The male measures of SHBG and testosterone used in our analyses have been previously compared to published reference datasets, with results indicating that the values fall within the expected ranges [24]. However, 136 testosterone samples (26.5% of the total sample) from the childhood time-point were set to the lowest assay sensitivity cutoff as testosterone levels were below the assay sensitivity threshold, potentially resulting in bias towards the null. This is a common problem of assays of testosterone in prepubertal males, where serum/plasma testosterone levels are low. We were unable to assess the effects of maternal sex hormones on the observed associations. However, previous evidence has indicated that effects of maternal exposures on the offspring epigenome attenuate after the early pre-natal period [41] and are unlikely to impact our results substantially.

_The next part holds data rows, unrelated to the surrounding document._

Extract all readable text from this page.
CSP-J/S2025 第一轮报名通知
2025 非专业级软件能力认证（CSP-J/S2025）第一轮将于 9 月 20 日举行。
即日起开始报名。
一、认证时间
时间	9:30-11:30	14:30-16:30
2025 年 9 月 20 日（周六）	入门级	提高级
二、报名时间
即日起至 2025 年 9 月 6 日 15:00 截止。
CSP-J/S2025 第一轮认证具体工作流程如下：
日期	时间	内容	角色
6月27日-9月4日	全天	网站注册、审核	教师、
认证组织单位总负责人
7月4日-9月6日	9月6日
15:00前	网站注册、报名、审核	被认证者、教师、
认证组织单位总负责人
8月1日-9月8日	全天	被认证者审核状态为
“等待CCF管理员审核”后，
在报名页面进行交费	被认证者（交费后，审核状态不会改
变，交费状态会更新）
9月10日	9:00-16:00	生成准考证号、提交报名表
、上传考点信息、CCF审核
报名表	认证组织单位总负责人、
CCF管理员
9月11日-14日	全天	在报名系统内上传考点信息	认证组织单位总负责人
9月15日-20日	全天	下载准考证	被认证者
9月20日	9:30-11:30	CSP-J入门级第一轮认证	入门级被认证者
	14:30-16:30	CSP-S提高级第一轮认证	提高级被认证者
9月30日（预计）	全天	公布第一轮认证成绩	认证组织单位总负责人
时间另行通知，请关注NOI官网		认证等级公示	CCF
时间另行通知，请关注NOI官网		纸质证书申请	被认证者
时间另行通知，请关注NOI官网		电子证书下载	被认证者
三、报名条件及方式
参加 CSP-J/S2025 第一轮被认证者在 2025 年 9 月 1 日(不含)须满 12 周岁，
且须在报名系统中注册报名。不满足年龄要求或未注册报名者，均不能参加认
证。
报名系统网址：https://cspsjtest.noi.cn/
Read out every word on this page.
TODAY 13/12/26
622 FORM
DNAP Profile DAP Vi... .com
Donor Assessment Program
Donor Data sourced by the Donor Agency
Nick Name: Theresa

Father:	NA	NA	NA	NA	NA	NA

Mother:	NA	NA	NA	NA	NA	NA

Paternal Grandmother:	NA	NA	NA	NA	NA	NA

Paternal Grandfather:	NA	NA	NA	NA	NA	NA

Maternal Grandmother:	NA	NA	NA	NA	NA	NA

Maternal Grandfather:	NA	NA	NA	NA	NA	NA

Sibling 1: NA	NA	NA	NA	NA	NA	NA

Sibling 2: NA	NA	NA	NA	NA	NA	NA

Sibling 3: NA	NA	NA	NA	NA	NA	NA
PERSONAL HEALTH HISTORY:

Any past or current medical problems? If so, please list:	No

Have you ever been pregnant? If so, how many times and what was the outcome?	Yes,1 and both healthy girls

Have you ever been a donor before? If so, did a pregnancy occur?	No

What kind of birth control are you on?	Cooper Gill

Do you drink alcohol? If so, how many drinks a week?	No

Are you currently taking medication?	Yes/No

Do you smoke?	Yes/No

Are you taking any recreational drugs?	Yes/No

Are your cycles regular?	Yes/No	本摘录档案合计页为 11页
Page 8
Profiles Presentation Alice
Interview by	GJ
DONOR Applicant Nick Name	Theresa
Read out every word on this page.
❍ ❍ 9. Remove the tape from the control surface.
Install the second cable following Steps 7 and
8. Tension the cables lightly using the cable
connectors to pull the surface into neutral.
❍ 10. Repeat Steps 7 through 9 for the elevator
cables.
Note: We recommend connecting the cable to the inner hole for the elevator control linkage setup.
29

We could only assess associations for a fraction of sites in the epigenome since the coverage of the array used for measuring DNA methylation (HumanMethylation450 Beadchip array) is limited (70). Additionally, DNA methylation was measured in peripheral blood which may not be the most relevant tissue in which to assess the effects of sex hormones. Cell type proportions for the peripheral blood samples were estimated from the DNA methylation data using an external reference. This method of deriving cell counts has been previously validated (71) and is commonly used, however, derived cell counts but may be an imprecise estimation of true cell type proportions.

Conclusion

We have identified several novel sites and genomic regions where levels of SHBG, total testosterone and bioavailable testosterone are associated with DNA methylation. We also report several associations of a polymorphism in the SHBG gene which leads to differential levels of SHBG in carriers with DNA methylation. Findings have important implications in the understanding of biological processes of SHBG and testosterone, with the potential for future work to determine the molecular mechanisms that underpin these associations that may be involved in endocrine disease processes.